Early Years Wellbeing

Wellbeing is a concept which is very familiar to adults, and improving wellbeing is often seen as a life goal. The concept is just as relevant for early years children too and should form an intrinsic part of nursery care.

Why is wellbeing important?

Wellbeing in modern times represents a lot more than just being healthy or being OK, it is about flourishing and blossoming at life as a means to achieving potential. For children, having a sufficient state of wellbeing in their early years gives them a great start to life at school. Having poor wellbeing increases the risk of issues in adult life such as anti-social behaviour, drug or alcohol misuse, mental health problems, engagement in criminal activity and lower attainment in education.

Wellbeing will not mean the same thing for every child and may be related to different contributory factors than what we may consider as adults. Much of achieving wellbeing depends on the circumstances at home as well as in a childcare setting. An individual child will be impacted by the wellbeing of the other children and adults around them, and in turn their wellbeing is affected by local, national, social and economic factors. A child with a steady state of wellbeing can see this negatively affected by even the smallest of events.

How can wellbeing be supported?

A study in 2009 by the Early Childhood Studies department at London Metropolitan University (LMU) and the Early Childhood Forum at the National Children’s Bureau (NCB), showed that children value four factors when discussing wellbeing. These were having quality relationships with others, having outside space to play in, being adequately listened to and focusing on the present, rather than the future.

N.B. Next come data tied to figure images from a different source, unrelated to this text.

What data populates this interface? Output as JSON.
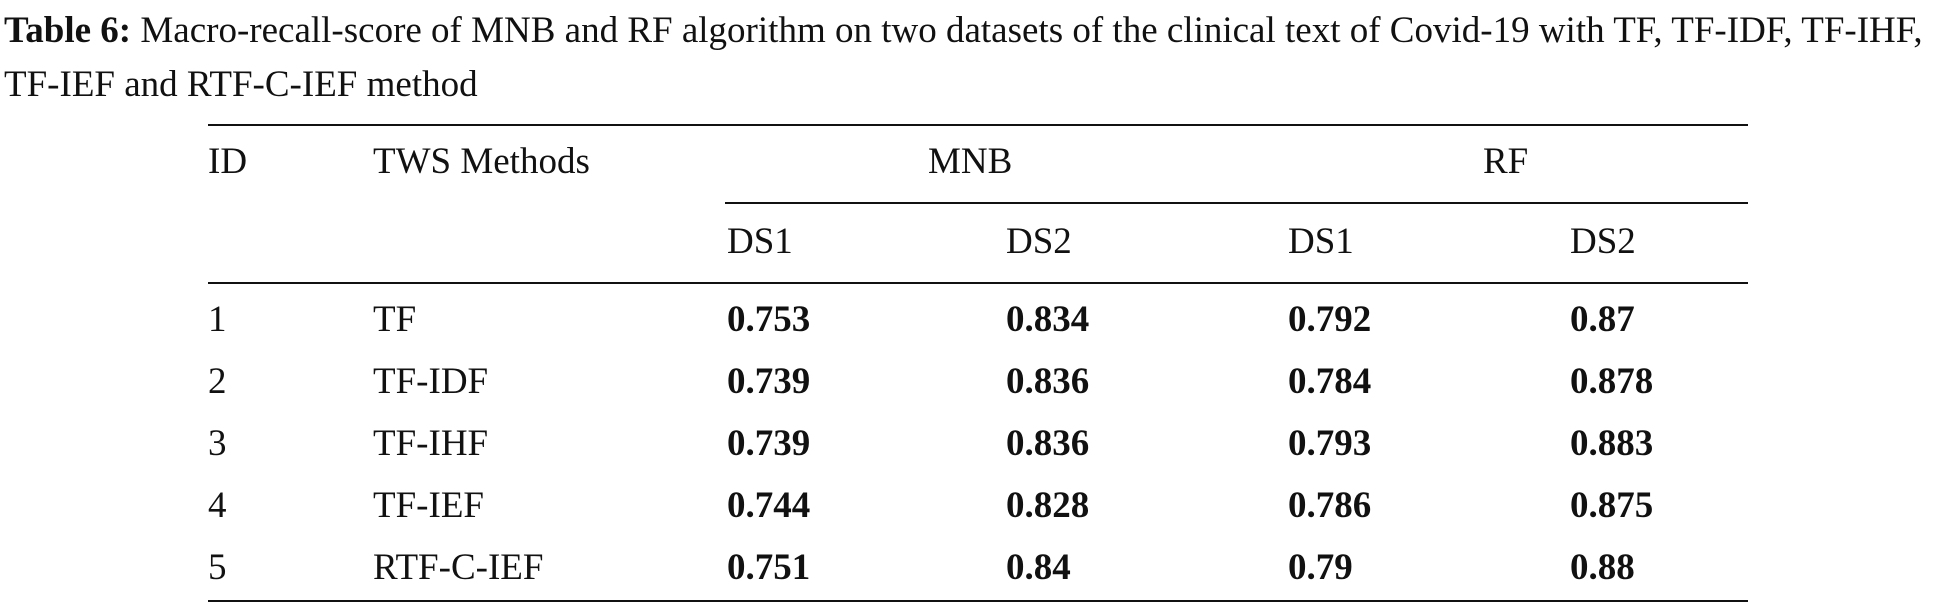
{
  "caption": {
    "label": "Table 6:",
    "text": " Macro-recall-score of MNB and RF algorithm on two datasets of the clinical text of Covid-19 with TF, TF-IDF, TF-IHF, TF-IEF and RTF-C-IEF method"
  },
  "table": {
    "headers": {
      "id": "ID",
      "methods": "TWS Methods",
      "group1": "MNB",
      "group2": "RF",
      "sub": [
        "DS1",
        "DS2",
        "DS1",
        "DS2"
      ]
    },
    "rows": [
      {
        "id": "1",
        "method": "TF",
        "values": [
          "0.753",
          "0.834",
          "0.792",
          "0.87"
        ]
      },
      {
        "id": "2",
        "method": "TF-IDF",
        "values": [
          "0.739",
          "0.836",
          "0.784",
          "0.878"
        ]
      },
      {
        "id": "3",
        "method": "TF-IHF",
        "values": [
          "0.739",
          "0.836",
          "0.793",
          "0.883"
        ]
      },
      {
        "id": "4",
        "method": "TF-IEF",
        "values": [
          "0.744",
          "0.828",
          "0.786",
          "0.875"
        ]
      },
      {
        "id": "5",
        "method": "RTF-C-IEF",
        "values": [
          "0.751",
          "0.84",
          "0.79",
          "0.88"
        ]
      }
    ]
  }
}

Whilst wellbeing will differ from child to child, it is possible to have an environment that supports positive wellbeing across all children. This could include some of the following elements:

– having access to indoor and outdoor areas for play, with challenging and engaging play materials

– opportunities for free-flow and imaginative play

– support and understanding of all types of family structure and cultural backgrounds

– acceptance for children experiencing different emotions, with support to be able to understand these

– children feeling that they ‘belong’ with their peers and other children

Within childcare settings it is just as important for members of staff to feel valued and supported, so that they can promote positive wellbeing for the children in their care.

Recognising wellbeing

Alongside efforts to support wellbeing on a daily basis, it is vital that staff understand the signs that a child’s wellbeing may be declining or at risk of declining. Many of these signs may already be being monitored, such as the child being healthy and well cared for and their physical and mental development. Wellbeing also include such emotional signs as being interested in new things, showing empathy, friendliness and other social skills, and interaction with a wide range of adults and children.

The early years represent an excellent opportunity for childcare providers to influence and improve the wellbeing of the children in their care.